When the weather turns cool and the bulky shoes come out, so can shoe allergies — also known as shoe contact dermatitis. Sometimes it manifests in the form of a flaking, uncomfortable rash.
Shoe contact dermatitis, a skin inflammation that can be brought about by the chemicals and materials in certain shoes (rubber, glues and leather tanning chemicals, most often), could be affecting around 7 million people in the U.S., according to Tracey C. Vlahovic, an associate professor and practicing doctor at Temple University’s School of Podiatric Medicine.
“Limiting perspiration is key,” Vlahovic told Footwear News, adding that the burning rash most often appears when sweaty feet rub against the allergy-causing components of the shoe. More instances of the condition can happen during colder seasons because many affected people tend to wear closed-toe and heavy shoes for longer periods of time.
While such skin problems usually occur to people who are already allergic to certain materials that are commonly used to make shoes, many could be entirely unaware of any allergy until the rash appears.

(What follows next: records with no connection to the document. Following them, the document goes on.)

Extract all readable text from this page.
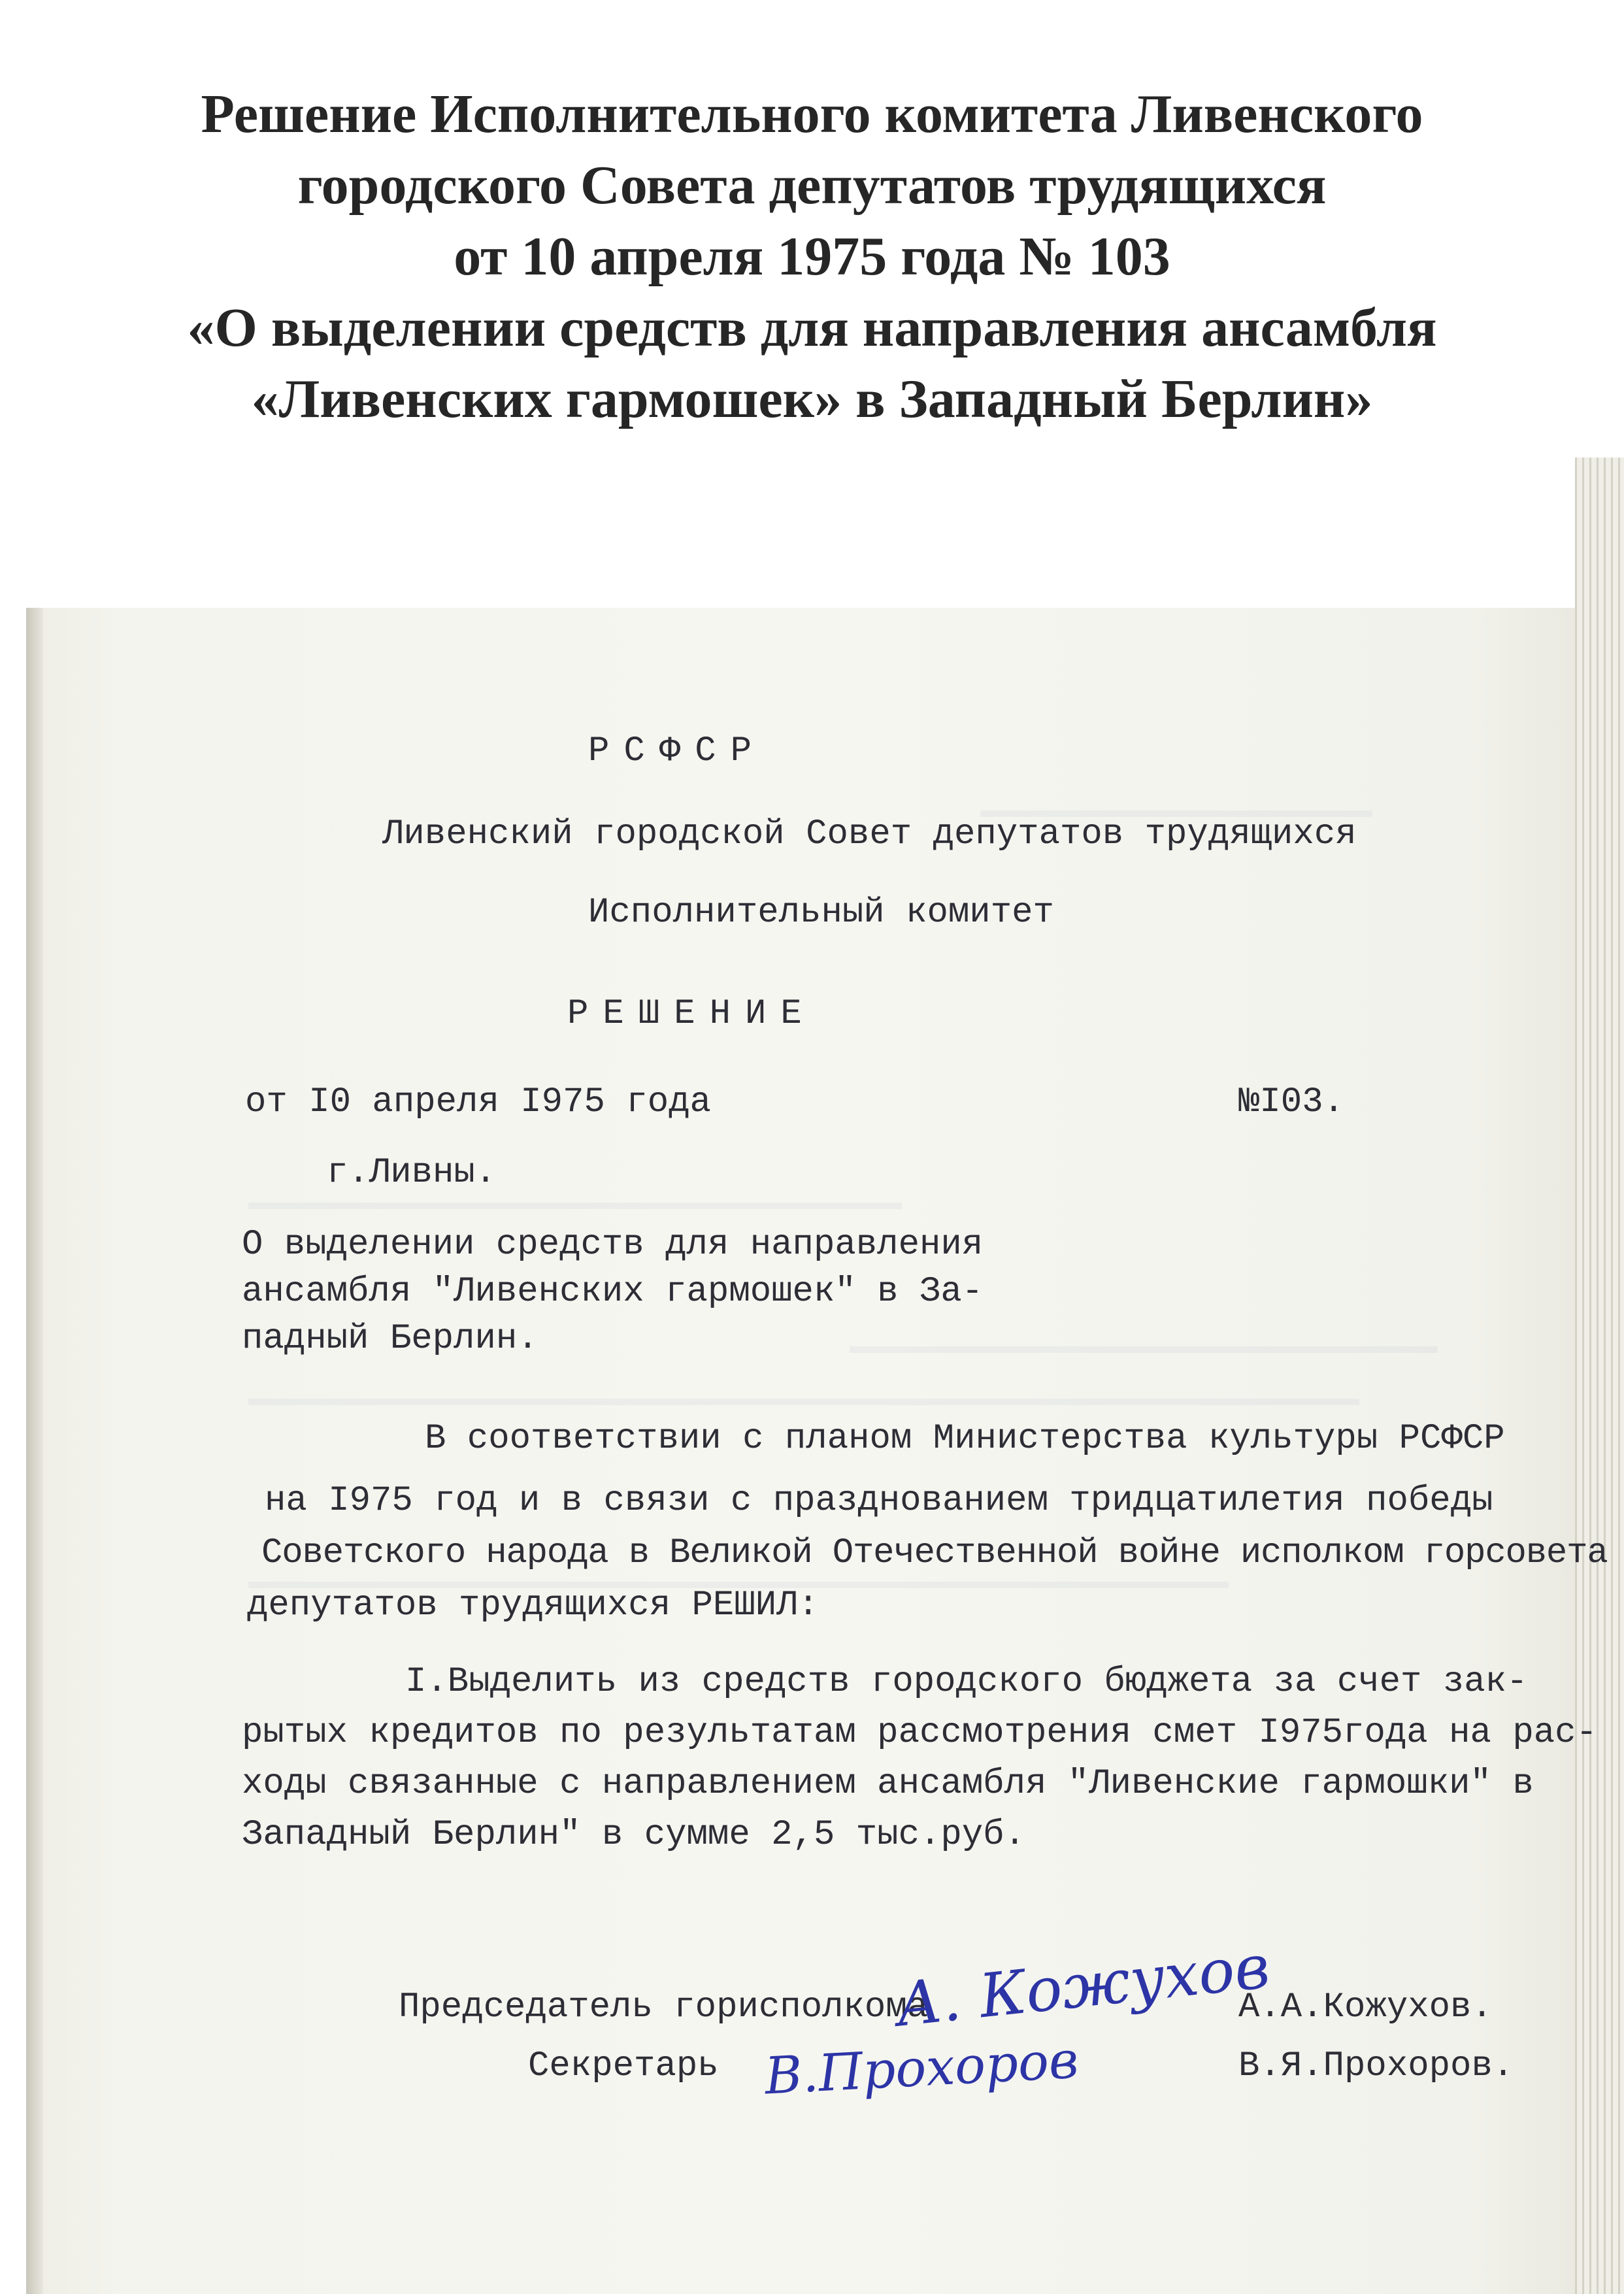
Решение Исполнительного комитета Ливенского
городского Совета депутатов трудящихся
от 10 апреля 1975 года № 103
«О выделении средств для направления ансамбля
«Ливенских гармошек» в Западный Берлин»
РСФСР
Ливенский городской Совет депутатов трудящихся
Исполнительный комитет
РЕШЕНИЕ
от I0 апреля I975 года	№I03.
г.Ливны.
О выделении средств для направления
ансамбля "Ливенских гармошек" в За-
падный Берлин.
В соответствии с планом Министерства культуры РСФСР
на I975 год и в связи с празднованием тридцатилетия победы
Советского народа в Великой Отечественной войне исполком горсовета
депутатов трудящихся РЕШИЛ:
I.Выделить из средств городского бюджета за счет зак-
рытых кредитов по результатам рассмотрения смет I975года на рас-
ходы связанные с направлением ансамбля "Ливенские гармошки" в
Западный Берлин" в сумме 2,5 тыс.руб.
Председатель горисполкома	А.А.Кожухов.
Секретарь	В.Я.Прохоров.
А. Кожухов
В.Прохоров
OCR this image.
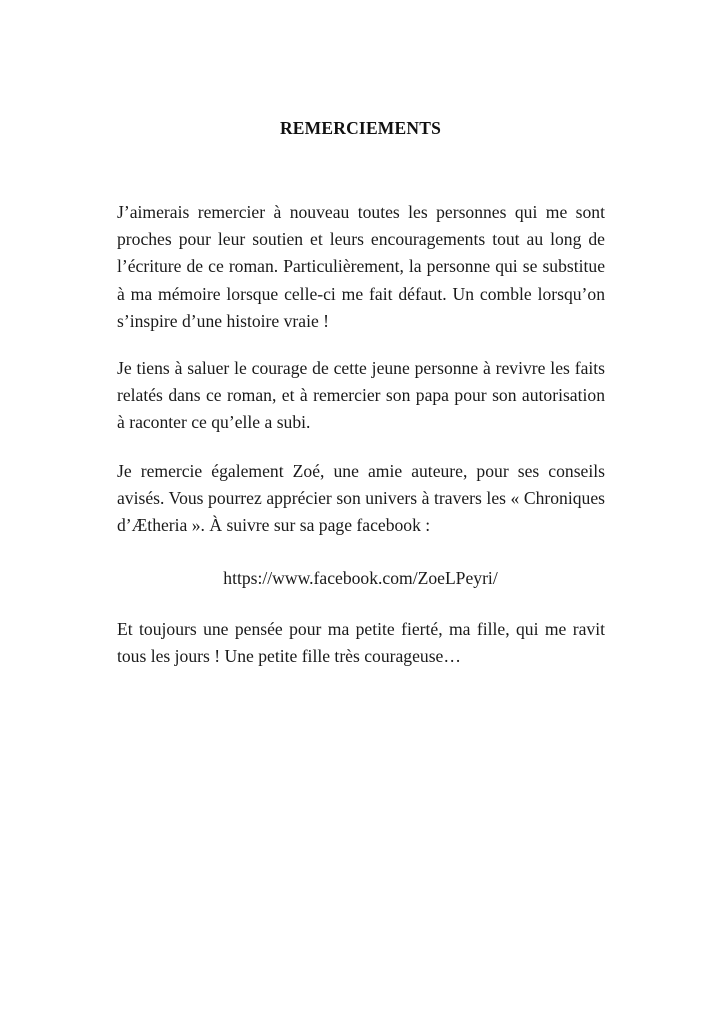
REMERCIEMENTS

J’aimerais remercier à nouveau toutes les personnes qui me sont proches pour leur soutien et leurs encouragements tout au long de l’écriture de ce roman. Particulièrement, la personne qui se substitue à ma mémoire lorsque celle-ci me fait défaut. Un comble lorsqu’on s’inspire d’une histoire vraie !

Je tiens à saluer le courage de cette jeune personne à revivre les faits relatés dans ce roman, et à remercier son papa pour son autorisation à raconter ce qu’elle a subi.

Je remercie également Zoé, une amie auteure, pour ses conseils avisés. Vous pourrez apprécier son univers à travers les « Chroniques d’Ætheria ». À suivre sur sa page facebook :

https://www.facebook.com/ZoeLPeyri/

Et toujours une pensée pour ma petite fierté, ma fille, qui me ravit tous les jours ! Une petite fille très courageuse…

How can you treat foot allergies?
Once the skin irritation occurs, depending on seriousness, it can be treated by prescription medications (such as Elidel cream) or over-the-counter creams and ointments (such as Aveeno Intense Relief). It can also go away after the allergy-causing material is removed. In extreme cases, patients may need antibiotics or steroid injections to treat the allergy if it spreads to large parts of the body, Vlahovic explained.
How can you avoid shoe contact dermatitis?
“Avoidance of the allergen can be difficult,” said Vlahovic. Still, she suggests everyone minimize sweating in their feet as much as possible — whether it be by wearing two pairs of socks or, for those who have to wear humid work boots on the job regularly, getting anti-perspiration Botox injections or customized shoes.